February 26, 2001
Ready for the Shot
It’s opening day of archery season for deer hunting. You wake up at five o’clock in the morning and get your hunting clothes on and begin your long venture out in the woods to your hand made tree stand to be seated all before sunrise. As you are looking around in the woods you notice movement about thirty yards out. It’s a nice twelve-point buck, the buck that every hunter dreams about. With your heart racing, one hundred fifty beats a minute you come to full draw. Your sights are locked in one little hair behind the shoulder of the deer. As you release the bowstring the arrow takes flight, and you miss. This happens to several hunters every year. They think they are ready for the shot, but in all truth they’re not. I will try to explain how to get a compound bow ready for the hunting season with help from Fred, an archery dealer.
It can be difficult to decide what kind of bow you want. Before buying a bow get information about the many bows that are available. There are basically three types of compound bows: wheel pulleys, one cam, and two cam systems. Whichever one you choose the process to set up the bow is the same. The first thing you have to do is set the draw length to where you are comfortable. Fred says the best place to set the draw length is at the corner of your mouth. Now after finding your draw length, find out how many pounds you want to pull. If you are just starting out Fred suggest you should draw fifty pounds so you can get use to it.

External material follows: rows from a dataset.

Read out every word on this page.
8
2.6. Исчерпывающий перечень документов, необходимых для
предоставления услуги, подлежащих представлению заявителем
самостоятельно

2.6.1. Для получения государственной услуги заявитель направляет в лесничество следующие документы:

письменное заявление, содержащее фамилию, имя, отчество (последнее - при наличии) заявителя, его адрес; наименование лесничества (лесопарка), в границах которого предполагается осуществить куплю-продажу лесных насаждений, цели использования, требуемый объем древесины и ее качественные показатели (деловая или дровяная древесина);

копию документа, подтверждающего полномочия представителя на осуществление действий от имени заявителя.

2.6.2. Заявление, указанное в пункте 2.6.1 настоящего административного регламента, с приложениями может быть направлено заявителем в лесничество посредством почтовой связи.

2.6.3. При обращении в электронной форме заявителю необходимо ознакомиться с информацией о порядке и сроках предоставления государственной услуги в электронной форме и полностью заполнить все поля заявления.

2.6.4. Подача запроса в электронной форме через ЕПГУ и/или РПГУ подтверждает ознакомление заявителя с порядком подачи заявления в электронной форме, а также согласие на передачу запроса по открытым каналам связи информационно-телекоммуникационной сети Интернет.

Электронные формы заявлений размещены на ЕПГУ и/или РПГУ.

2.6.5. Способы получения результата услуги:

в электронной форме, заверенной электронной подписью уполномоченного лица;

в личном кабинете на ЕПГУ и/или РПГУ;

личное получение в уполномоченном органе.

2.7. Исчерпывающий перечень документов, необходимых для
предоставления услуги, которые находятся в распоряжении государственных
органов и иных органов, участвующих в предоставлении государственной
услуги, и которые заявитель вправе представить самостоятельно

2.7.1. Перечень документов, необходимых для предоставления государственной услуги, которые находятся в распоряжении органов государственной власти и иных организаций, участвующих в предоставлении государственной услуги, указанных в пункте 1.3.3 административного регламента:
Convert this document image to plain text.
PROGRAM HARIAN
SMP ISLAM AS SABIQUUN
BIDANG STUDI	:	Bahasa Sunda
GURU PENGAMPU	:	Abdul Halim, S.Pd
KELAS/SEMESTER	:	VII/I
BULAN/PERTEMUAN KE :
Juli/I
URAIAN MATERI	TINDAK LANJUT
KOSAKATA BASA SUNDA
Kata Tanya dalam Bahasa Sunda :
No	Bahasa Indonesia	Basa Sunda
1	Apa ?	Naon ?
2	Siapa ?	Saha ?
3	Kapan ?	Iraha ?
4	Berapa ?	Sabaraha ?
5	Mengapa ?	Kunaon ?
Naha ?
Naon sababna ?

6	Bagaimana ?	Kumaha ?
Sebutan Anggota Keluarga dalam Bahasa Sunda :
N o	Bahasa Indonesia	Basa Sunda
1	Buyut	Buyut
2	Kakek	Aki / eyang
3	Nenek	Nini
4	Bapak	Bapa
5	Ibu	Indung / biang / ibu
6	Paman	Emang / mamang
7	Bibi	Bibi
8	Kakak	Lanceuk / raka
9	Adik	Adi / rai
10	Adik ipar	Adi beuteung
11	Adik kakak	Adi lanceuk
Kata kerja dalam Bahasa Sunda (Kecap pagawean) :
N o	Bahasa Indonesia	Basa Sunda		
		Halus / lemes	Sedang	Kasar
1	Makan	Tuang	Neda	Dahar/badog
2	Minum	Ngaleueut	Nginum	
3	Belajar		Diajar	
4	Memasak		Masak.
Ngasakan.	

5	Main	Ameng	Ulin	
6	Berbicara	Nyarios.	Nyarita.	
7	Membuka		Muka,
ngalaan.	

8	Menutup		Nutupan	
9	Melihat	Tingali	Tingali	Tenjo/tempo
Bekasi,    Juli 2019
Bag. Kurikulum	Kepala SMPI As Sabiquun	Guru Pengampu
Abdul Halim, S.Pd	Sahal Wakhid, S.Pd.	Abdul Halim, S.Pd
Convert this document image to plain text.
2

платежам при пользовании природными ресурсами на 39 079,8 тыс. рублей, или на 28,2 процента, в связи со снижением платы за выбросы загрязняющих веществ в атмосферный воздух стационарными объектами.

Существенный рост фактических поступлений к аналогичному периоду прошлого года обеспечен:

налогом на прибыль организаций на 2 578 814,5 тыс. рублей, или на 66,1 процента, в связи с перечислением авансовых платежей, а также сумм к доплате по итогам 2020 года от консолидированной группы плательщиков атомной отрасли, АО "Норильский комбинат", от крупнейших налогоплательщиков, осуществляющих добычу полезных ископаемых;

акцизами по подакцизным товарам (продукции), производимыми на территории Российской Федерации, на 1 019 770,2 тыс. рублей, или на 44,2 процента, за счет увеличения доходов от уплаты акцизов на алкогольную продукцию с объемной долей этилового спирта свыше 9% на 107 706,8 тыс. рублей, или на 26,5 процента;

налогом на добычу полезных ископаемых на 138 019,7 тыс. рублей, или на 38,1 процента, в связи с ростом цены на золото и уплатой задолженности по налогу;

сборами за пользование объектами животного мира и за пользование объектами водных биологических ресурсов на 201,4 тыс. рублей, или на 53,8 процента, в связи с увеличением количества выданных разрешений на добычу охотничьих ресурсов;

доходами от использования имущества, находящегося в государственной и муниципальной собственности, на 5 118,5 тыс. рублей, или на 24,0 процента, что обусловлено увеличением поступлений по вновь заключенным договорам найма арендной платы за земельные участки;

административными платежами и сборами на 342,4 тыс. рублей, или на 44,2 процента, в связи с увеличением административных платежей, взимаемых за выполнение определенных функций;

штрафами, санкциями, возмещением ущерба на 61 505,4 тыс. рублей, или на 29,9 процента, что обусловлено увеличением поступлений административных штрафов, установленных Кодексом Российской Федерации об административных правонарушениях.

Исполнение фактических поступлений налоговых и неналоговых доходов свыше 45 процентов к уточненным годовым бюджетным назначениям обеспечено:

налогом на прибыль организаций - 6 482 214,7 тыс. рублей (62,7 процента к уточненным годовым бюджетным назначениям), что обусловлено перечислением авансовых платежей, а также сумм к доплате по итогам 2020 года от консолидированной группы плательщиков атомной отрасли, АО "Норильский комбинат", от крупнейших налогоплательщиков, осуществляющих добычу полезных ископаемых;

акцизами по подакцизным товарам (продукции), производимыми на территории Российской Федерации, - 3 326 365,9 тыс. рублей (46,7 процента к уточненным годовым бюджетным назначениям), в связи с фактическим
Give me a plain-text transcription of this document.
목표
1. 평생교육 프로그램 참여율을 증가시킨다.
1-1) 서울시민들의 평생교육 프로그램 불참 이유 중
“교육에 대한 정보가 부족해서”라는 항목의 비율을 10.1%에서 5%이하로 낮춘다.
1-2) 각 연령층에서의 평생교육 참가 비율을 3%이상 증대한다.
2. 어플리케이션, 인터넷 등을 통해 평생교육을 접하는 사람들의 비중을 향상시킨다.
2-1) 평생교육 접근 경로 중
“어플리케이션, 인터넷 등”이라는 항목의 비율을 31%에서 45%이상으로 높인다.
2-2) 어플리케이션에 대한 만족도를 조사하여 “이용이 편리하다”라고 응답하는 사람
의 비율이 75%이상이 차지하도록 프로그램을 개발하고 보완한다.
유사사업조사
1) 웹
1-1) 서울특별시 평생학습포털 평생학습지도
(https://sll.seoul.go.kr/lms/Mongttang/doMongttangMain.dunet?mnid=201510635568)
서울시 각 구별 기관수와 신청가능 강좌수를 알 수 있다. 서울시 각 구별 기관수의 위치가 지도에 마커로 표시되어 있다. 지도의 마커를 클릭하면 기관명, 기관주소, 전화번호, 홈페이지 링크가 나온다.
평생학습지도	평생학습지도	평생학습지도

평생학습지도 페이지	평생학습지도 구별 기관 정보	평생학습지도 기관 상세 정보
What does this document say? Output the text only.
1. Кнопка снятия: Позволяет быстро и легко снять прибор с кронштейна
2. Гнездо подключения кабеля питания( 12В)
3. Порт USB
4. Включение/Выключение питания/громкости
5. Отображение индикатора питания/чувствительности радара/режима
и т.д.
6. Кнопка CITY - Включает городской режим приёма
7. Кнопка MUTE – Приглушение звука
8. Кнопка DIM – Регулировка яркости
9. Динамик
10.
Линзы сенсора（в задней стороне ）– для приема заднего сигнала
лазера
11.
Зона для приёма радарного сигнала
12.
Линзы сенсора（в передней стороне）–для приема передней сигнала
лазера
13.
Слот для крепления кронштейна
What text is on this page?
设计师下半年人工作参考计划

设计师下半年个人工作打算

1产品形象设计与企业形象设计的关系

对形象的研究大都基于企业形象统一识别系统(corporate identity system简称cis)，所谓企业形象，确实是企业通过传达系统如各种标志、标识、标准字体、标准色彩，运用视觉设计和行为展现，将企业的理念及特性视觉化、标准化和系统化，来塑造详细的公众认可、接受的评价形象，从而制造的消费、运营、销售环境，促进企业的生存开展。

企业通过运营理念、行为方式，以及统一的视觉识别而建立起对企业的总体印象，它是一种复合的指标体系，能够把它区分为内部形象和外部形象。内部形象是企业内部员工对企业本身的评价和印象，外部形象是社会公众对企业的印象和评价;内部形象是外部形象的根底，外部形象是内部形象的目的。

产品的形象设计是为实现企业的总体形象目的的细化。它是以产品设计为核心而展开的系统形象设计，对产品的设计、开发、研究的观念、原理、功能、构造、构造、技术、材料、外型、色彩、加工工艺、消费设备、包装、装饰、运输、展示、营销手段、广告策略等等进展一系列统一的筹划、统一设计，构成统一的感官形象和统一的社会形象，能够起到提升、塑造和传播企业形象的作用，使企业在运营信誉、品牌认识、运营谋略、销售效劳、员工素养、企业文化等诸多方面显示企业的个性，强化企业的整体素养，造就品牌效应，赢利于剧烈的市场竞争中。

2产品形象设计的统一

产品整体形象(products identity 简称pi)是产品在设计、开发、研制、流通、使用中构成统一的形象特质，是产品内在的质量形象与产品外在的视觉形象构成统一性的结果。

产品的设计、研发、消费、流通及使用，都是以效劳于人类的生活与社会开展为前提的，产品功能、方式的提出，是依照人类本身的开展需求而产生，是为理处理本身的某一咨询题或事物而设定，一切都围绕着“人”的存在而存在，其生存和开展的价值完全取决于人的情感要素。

After you have a draw length and weight you need to choose an arrow. There are two different types of arrows, aluminum and carbon. There is a science to making an arrow selection. Let’s say you have a thirty-inch draw length and you have a fifty-five pound draw weight. The length of the arrow should be one inch longer than your draw length. Aluminum and carbon arrows have a different system in how thick the arrow is. The aluminum arrow system is complex; since you shoot fifty-five pounds ands you need a 2219 and 2313. Fred said the first two numbers represents the circumference shaft; the last two numbers represent the thickness of the shaft walls. The higher the numbers the more weight they are. Carbon arrows are user friendly. Again since you shoot fifty-five pounds you would shoot a 55/65 or 45/55, those number resembles are how many pounds the arrow is capable of handling. If the draw weight falls in between the two numbers you can use that arrow.
Since you have some of the basic components done and out of the way, now is when you start to bring the bow in the tune. A sighting system is a must. This consists of a sight bracket, sight pins, and a peep sight. The sight bracket and pins mount on the bow riser and the peep sight is mounted on the string that you look through. Since you have sight pins on your bow you will need to get stabilizer, string silencer, releaser, and an arm guard for protection because it will hurt if the string hits you.
Begin the target shooting process at a short range, fifteen yards or less. Here you can check your groups, as well as adjust sight pins, peep sights, and get a feel for the bow. As soon as you start shooting, sight in you bow by moving your sight pins. Fred states, to get a bow sighted in can be very easy or difficult. If the arrow hits the target low move your sight pins lower. You move the pin the direction the arrow hit the target. The sight bracket should have at least three sight pins on it. Fred said to sight the first pin in at ten yards, the second at twenty yards, and the third at thirty yards. This is perfect pin selection for hunting.
Next comes paper tuning. You must take your time; meticulous care in paper tuning is needed to get the perfect flight. When paper tuning, start out at seven or eight yards. At this distance the arrow will show its worse motion. Arrows that tear holes with the nock downwards indicate that the nock point is to low. The answer is a slightly higher nock point. Conversely, if the hole is torn too high, try moving the nock point down slightly. Now check the side to side, also know as arrow spine. If the shaft leaves a hole torn to the left that indicates a weak arrow. There are several things that might help. The easiest way is too decrease the draw weight of the bow. Changing the center shot (position of the arrow rest) is another option; here all you do is move it to the left. If the arrow leaves a tear to the right, Fred says you are shooting a to stiff of an arrow. A quick cure for this is to move the arrow rest to the right. Remember that patience and persistence will be rewarded after you have paper tuned your bow.
You have your bow sighted in and tuned to perfection. Now is the time to start shooting with broadheads. Tuning a three bladed broadhead can be difficult; line the blades up with the vanes or feathers. Now start the whole tuning process over again. It will be hard to find several arrows that shoot the same; no arrow will shoot the same with broadheads on.
Bow tuning is a year-round bow-hunting chore. It’s important to keep your bow’s tune in check. During the course of the year keep the paper rack handy. Your shooting confidence will soar when you occasionally shoot a few practice shots and perfect tears in paper.
Bow tuning is anything but glamorous; in fact, it can be downright frustrating and often boring. But without a precisely tuned bow you’ll never reach you potential as a competition shooter or as a bow hunter. If you have followed this process you will be, ready for the shot.